Position Lifecycle
How positions are opened, monitored, hedged, and settled.
This section describes how a leveraged prediction market position moves from creation to settlement. All user actions occur through the originating front-end. Dimes executes and maintains the underlying hedge and synthetic exposure through Multiply.
Opening a Position
The user selects:
a supported prediction market
a direction (YES or NO)
a leverage level
The terminal requests a quote from Multiply, passing:
market ID and trader ID
side (YES/NO)
requested leverage
notional size
Multiply evaluates:
current venue price and order book depth
hedgeability of requested size within slippage bounds
required collateral and margin
maximum allowable leverage for that market, side, and trader
per-market, per-side, and per-user cap headroom
Multiply returns a firm executable quote that includes:
entry price and fully-loaded execution cost
required collateral
maximum allowed size (if clipped by caps or depth)
implied liquidation price
Hedge-first execution
If the user accepts, the front-end submits an execute call. Multiply executes the hedge on the external venue first.
Only if the hedge fills within slippage bounds is the position created, user collateral is locked, and the synthetic leveraged exposure is established.
If the hedge fails or slippage exceeds bounds, the order is rejected and no position is created.
Active monitoring
The position becomes active and appears in the front-end's portfolio view. Once active:
Multiply monitors margin, venue health, depth, spread, and eligibility continuously
Limits and maximum leverage evolve dynamically based on market conditions
The market may enter close-only if any eligibility threshold is breached
As the position ages and approaches resolution, Multiply systematically reduces leverage along a predetermined decay schedule.

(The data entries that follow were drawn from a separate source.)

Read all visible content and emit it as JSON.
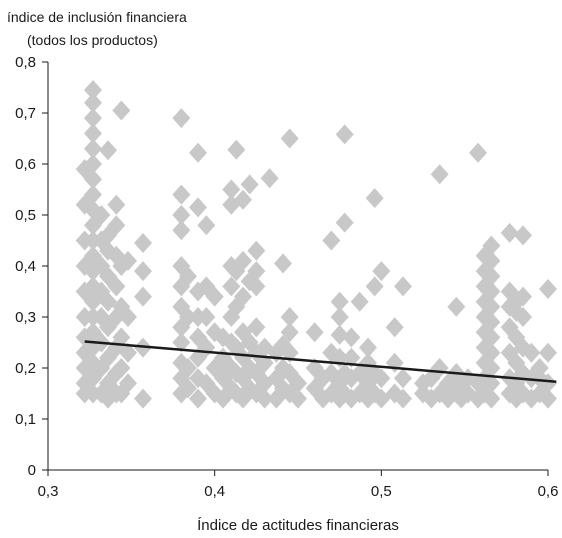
{
  "chart_data": {
    "type": "scatter",
    "ylabel_lines": [
      "índice de inclusión financiera",
      "(todos los productos)"
    ],
    "xlabel": "Índice de actitudes financieras",
    "xlim": [
      0.3,
      0.6
    ],
    "ylim": [
      0,
      0.8
    ],
    "x_ticks": [
      "0,3",
      "0,4",
      "0,5",
      "0,6"
    ],
    "y_ticks": [
      "0",
      "0,1",
      "0,2",
      "0,3",
      "0,4",
      "0,5",
      "0,6",
      "0,7",
      "0,8"
    ],
    "marker": "diamond",
    "marker_color": "#c8c8c8",
    "line_color": "#1a1a1a",
    "trendline": {
      "x": [
        0.322,
        0.605
      ],
      "y": [
        0.252,
        0.173
      ]
    },
    "points": [
      [
        0.322,
        0.15
      ],
      [
        0.322,
        0.17
      ],
      [
        0.322,
        0.2
      ],
      [
        0.322,
        0.23
      ],
      [
        0.322,
        0.26
      ],
      [
        0.322,
        0.3
      ],
      [
        0.322,
        0.35
      ],
      [
        0.322,
        0.4
      ],
      [
        0.322,
        0.45
      ],
      [
        0.322,
        0.52
      ],
      [
        0.322,
        0.59
      ],
      [
        0.327,
        0.15
      ],
      [
        0.327,
        0.18
      ],
      [
        0.327,
        0.21
      ],
      [
        0.327,
        0.24
      ],
      [
        0.327,
        0.27
      ],
      [
        0.327,
        0.3
      ],
      [
        0.327,
        0.33
      ],
      [
        0.327,
        0.36
      ],
      [
        0.327,
        0.39
      ],
      [
        0.327,
        0.42
      ],
      [
        0.327,
        0.45
      ],
      [
        0.327,
        0.48
      ],
      [
        0.327,
        0.51
      ],
      [
        0.327,
        0.54
      ],
      [
        0.327,
        0.57
      ],
      [
        0.327,
        0.6
      ],
      [
        0.327,
        0.63
      ],
      [
        0.327,
        0.66
      ],
      [
        0.327,
        0.69
      ],
      [
        0.327,
        0.72
      ],
      [
        0.327,
        0.745
      ],
      [
        0.332,
        0.15
      ],
      [
        0.332,
        0.2
      ],
      [
        0.332,
        0.25
      ],
      [
        0.332,
        0.3
      ],
      [
        0.332,
        0.35
      ],
      [
        0.332,
        0.4
      ],
      [
        0.332,
        0.45
      ],
      [
        0.332,
        0.5
      ],
      [
        0.336,
        0.14
      ],
      [
        0.336,
        0.17
      ],
      [
        0.336,
        0.22
      ],
      [
        0.336,
        0.28
      ],
      [
        0.336,
        0.33
      ],
      [
        0.336,
        0.38
      ],
      [
        0.336,
        0.43
      ],
      [
        0.336,
        0.46
      ],
      [
        0.336,
        0.627
      ],
      [
        0.341,
        0.15
      ],
      [
        0.341,
        0.19
      ],
      [
        0.341,
        0.24
      ],
      [
        0.341,
        0.3
      ],
      [
        0.341,
        0.36
      ],
      [
        0.341,
        0.42
      ],
      [
        0.341,
        0.48
      ],
      [
        0.341,
        0.52
      ],
      [
        0.344,
        0.15
      ],
      [
        0.344,
        0.2
      ],
      [
        0.344,
        0.26
      ],
      [
        0.344,
        0.32
      ],
      [
        0.344,
        0.4
      ],
      [
        0.344,
        0.705
      ],
      [
        0.348,
        0.17
      ],
      [
        0.348,
        0.23
      ],
      [
        0.348,
        0.3
      ],
      [
        0.348,
        0.41
      ],
      [
        0.357,
        0.14
      ],
      [
        0.357,
        0.24
      ],
      [
        0.357,
        0.34
      ],
      [
        0.357,
        0.39
      ],
      [
        0.357,
        0.445
      ],
      [
        0.38,
        0.15
      ],
      [
        0.38,
        0.18
      ],
      [
        0.38,
        0.21
      ],
      [
        0.38,
        0.25
      ],
      [
        0.38,
        0.28
      ],
      [
        0.38,
        0.32
      ],
      [
        0.38,
        0.36
      ],
      [
        0.38,
        0.4
      ],
      [
        0.38,
        0.47
      ],
      [
        0.38,
        0.5
      ],
      [
        0.38,
        0.54
      ],
      [
        0.38,
        0.69
      ],
      [
        0.384,
        0.16
      ],
      [
        0.384,
        0.2
      ],
      [
        0.384,
        0.3
      ],
      [
        0.384,
        0.38
      ],
      [
        0.39,
        0.14
      ],
      [
        0.39,
        0.18
      ],
      [
        0.39,
        0.22
      ],
      [
        0.39,
        0.26
      ],
      [
        0.39,
        0.3
      ],
      [
        0.39,
        0.35
      ],
      [
        0.39,
        0.515
      ],
      [
        0.39,
        0.622
      ],
      [
        0.395,
        0.17
      ],
      [
        0.395,
        0.24
      ],
      [
        0.395,
        0.3
      ],
      [
        0.395,
        0.36
      ],
      [
        0.395,
        0.48
      ],
      [
        0.4,
        0.15
      ],
      [
        0.4,
        0.2
      ],
      [
        0.4,
        0.27
      ],
      [
        0.4,
        0.34
      ],
      [
        0.405,
        0.14
      ],
      [
        0.405,
        0.18
      ],
      [
        0.405,
        0.22
      ],
      [
        0.405,
        0.26
      ],
      [
        0.41,
        0.16
      ],
      [
        0.41,
        0.2
      ],
      [
        0.41,
        0.25
      ],
      [
        0.41,
        0.3
      ],
      [
        0.41,
        0.36
      ],
      [
        0.41,
        0.4
      ],
      [
        0.41,
        0.52
      ],
      [
        0.41,
        0.55
      ],
      [
        0.413,
        0.15
      ],
      [
        0.413,
        0.19
      ],
      [
        0.413,
        0.24
      ],
      [
        0.413,
        0.32
      ],
      [
        0.413,
        0.39
      ],
      [
        0.413,
        0.628
      ],
      [
        0.417,
        0.14
      ],
      [
        0.417,
        0.18
      ],
      [
        0.417,
        0.22
      ],
      [
        0.417,
        0.27
      ],
      [
        0.417,
        0.34
      ],
      [
        0.417,
        0.41
      ],
      [
        0.417,
        0.53
      ],
      [
        0.421,
        0.16
      ],
      [
        0.421,
        0.2
      ],
      [
        0.421,
        0.25
      ],
      [
        0.421,
        0.37
      ],
      [
        0.421,
        0.56
      ],
      [
        0.425,
        0.15
      ],
      [
        0.425,
        0.19
      ],
      [
        0.425,
        0.23
      ],
      [
        0.425,
        0.28
      ],
      [
        0.425,
        0.36
      ],
      [
        0.425,
        0.39
      ],
      [
        0.425,
        0.43
      ],
      [
        0.43,
        0.14
      ],
      [
        0.43,
        0.17
      ],
      [
        0.43,
        0.21
      ],
      [
        0.43,
        0.24
      ],
      [
        0.433,
        0.572
      ],
      [
        0.437,
        0.14
      ],
      [
        0.437,
        0.18
      ],
      [
        0.437,
        0.23
      ],
      [
        0.441,
        0.16
      ],
      [
        0.441,
        0.2
      ],
      [
        0.441,
        0.245
      ],
      [
        0.441,
        0.405
      ],
      [
        0.445,
        0.15
      ],
      [
        0.445,
        0.19
      ],
      [
        0.445,
        0.23
      ],
      [
        0.445,
        0.27
      ],
      [
        0.445,
        0.3
      ],
      [
        0.445,
        0.65
      ],
      [
        0.45,
        0.14
      ],
      [
        0.45,
        0.17
      ],
      [
        0.46,
        0.16
      ],
      [
        0.46,
        0.2
      ],
      [
        0.46,
        0.27
      ],
      [
        0.465,
        0.14
      ],
      [
        0.465,
        0.18
      ],
      [
        0.47,
        0.15
      ],
      [
        0.47,
        0.19
      ],
      [
        0.47,
        0.23
      ],
      [
        0.47,
        0.45
      ],
      [
        0.475,
        0.14
      ],
      [
        0.475,
        0.17
      ],
      [
        0.475,
        0.22
      ],
      [
        0.475,
        0.265
      ],
      [
        0.475,
        0.3
      ],
      [
        0.475,
        0.33
      ],
      [
        0.478,
        0.15
      ],
      [
        0.478,
        0.19
      ],
      [
        0.478,
        0.485
      ],
      [
        0.478,
        0.658
      ],
      [
        0.482,
        0.14
      ],
      [
        0.482,
        0.18
      ],
      [
        0.482,
        0.22
      ],
      [
        0.482,
        0.26
      ],
      [
        0.487,
        0.15
      ],
      [
        0.487,
        0.19
      ],
      [
        0.487,
        0.33
      ],
      [
        0.492,
        0.14
      ],
      [
        0.492,
        0.17
      ],
      [
        0.492,
        0.21
      ],
      [
        0.492,
        0.24
      ],
      [
        0.496,
        0.15
      ],
      [
        0.496,
        0.19
      ],
      [
        0.496,
        0.36
      ],
      [
        0.496,
        0.533
      ],
      [
        0.5,
        0.14
      ],
      [
        0.5,
        0.18
      ],
      [
        0.5,
        0.39
      ],
      [
        0.508,
        0.15
      ],
      [
        0.508,
        0.21
      ],
      [
        0.508,
        0.28
      ],
      [
        0.513,
        0.14
      ],
      [
        0.513,
        0.18
      ],
      [
        0.513,
        0.36
      ],
      [
        0.525,
        0.15
      ],
      [
        0.525,
        0.17
      ],
      [
        0.53,
        0.14
      ],
      [
        0.53,
        0.18
      ],
      [
        0.535,
        0.15
      ],
      [
        0.535,
        0.2
      ],
      [
        0.535,
        0.58
      ],
      [
        0.54,
        0.14
      ],
      [
        0.54,
        0.17
      ],
      [
        0.545,
        0.15
      ],
      [
        0.545,
        0.19
      ],
      [
        0.545,
        0.32
      ],
      [
        0.548,
        0.14
      ],
      [
        0.548,
        0.17
      ],
      [
        0.552,
        0.15
      ],
      [
        0.552,
        0.18
      ],
      [
        0.558,
        0.14
      ],
      [
        0.558,
        0.17
      ],
      [
        0.558,
        0.622
      ],
      [
        0.562,
        0.15
      ],
      [
        0.562,
        0.18
      ],
      [
        0.562,
        0.21
      ],
      [
        0.562,
        0.24
      ],
      [
        0.562,
        0.27
      ],
      [
        0.562,
        0.3
      ],
      [
        0.562,
        0.33
      ],
      [
        0.562,
        0.36
      ],
      [
        0.562,
        0.39
      ],
      [
        0.562,
        0.42
      ],
      [
        0.566,
        0.14
      ],
      [
        0.566,
        0.17
      ],
      [
        0.566,
        0.2
      ],
      [
        0.566,
        0.23
      ],
      [
        0.566,
        0.26
      ],
      [
        0.566,
        0.29
      ],
      [
        0.566,
        0.32
      ],
      [
        0.566,
        0.35
      ],
      [
        0.566,
        0.38
      ],
      [
        0.566,
        0.41
      ],
      [
        0.566,
        0.44
      ],
      [
        0.577,
        0.15
      ],
      [
        0.577,
        0.18
      ],
      [
        0.577,
        0.23
      ],
      [
        0.577,
        0.28
      ],
      [
        0.577,
        0.32
      ],
      [
        0.577,
        0.35
      ],
      [
        0.577,
        0.465
      ],
      [
        0.581,
        0.14
      ],
      [
        0.581,
        0.17
      ],
      [
        0.581,
        0.21
      ],
      [
        0.581,
        0.26
      ],
      [
        0.581,
        0.31
      ],
      [
        0.581,
        0.33
      ],
      [
        0.585,
        0.15
      ],
      [
        0.585,
        0.19
      ],
      [
        0.585,
        0.24
      ],
      [
        0.585,
        0.3
      ],
      [
        0.585,
        0.34
      ],
      [
        0.585,
        0.46
      ],
      [
        0.59,
        0.14
      ],
      [
        0.59,
        0.18
      ],
      [
        0.59,
        0.23
      ],
      [
        0.595,
        0.15
      ],
      [
        0.595,
        0.18
      ],
      [
        0.595,
        0.2
      ],
      [
        0.6,
        0.14
      ],
      [
        0.6,
        0.17
      ],
      [
        0.6,
        0.23
      ],
      [
        0.6,
        0.355
      ]
    ]
  }
}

De-risking parameters are fixed at position entry based on time-to-resolution, depth profile, and open interest microstructure. Live market data triggers execution of each decay phase. The corresponding hedge is unwound proportionally as leverage decreases.
By the time the market enters its hazard window, levered exposure has reached zero. The user retains the residual unleveraged position.
Liquidation (if triggered)
If the user's remaining collateral falls to maintenance margin at any point during the position lifecycle, Multiply liquidates the position. The hedge is unwound on the originating venue, all execution costs are deducted from the user's collateral.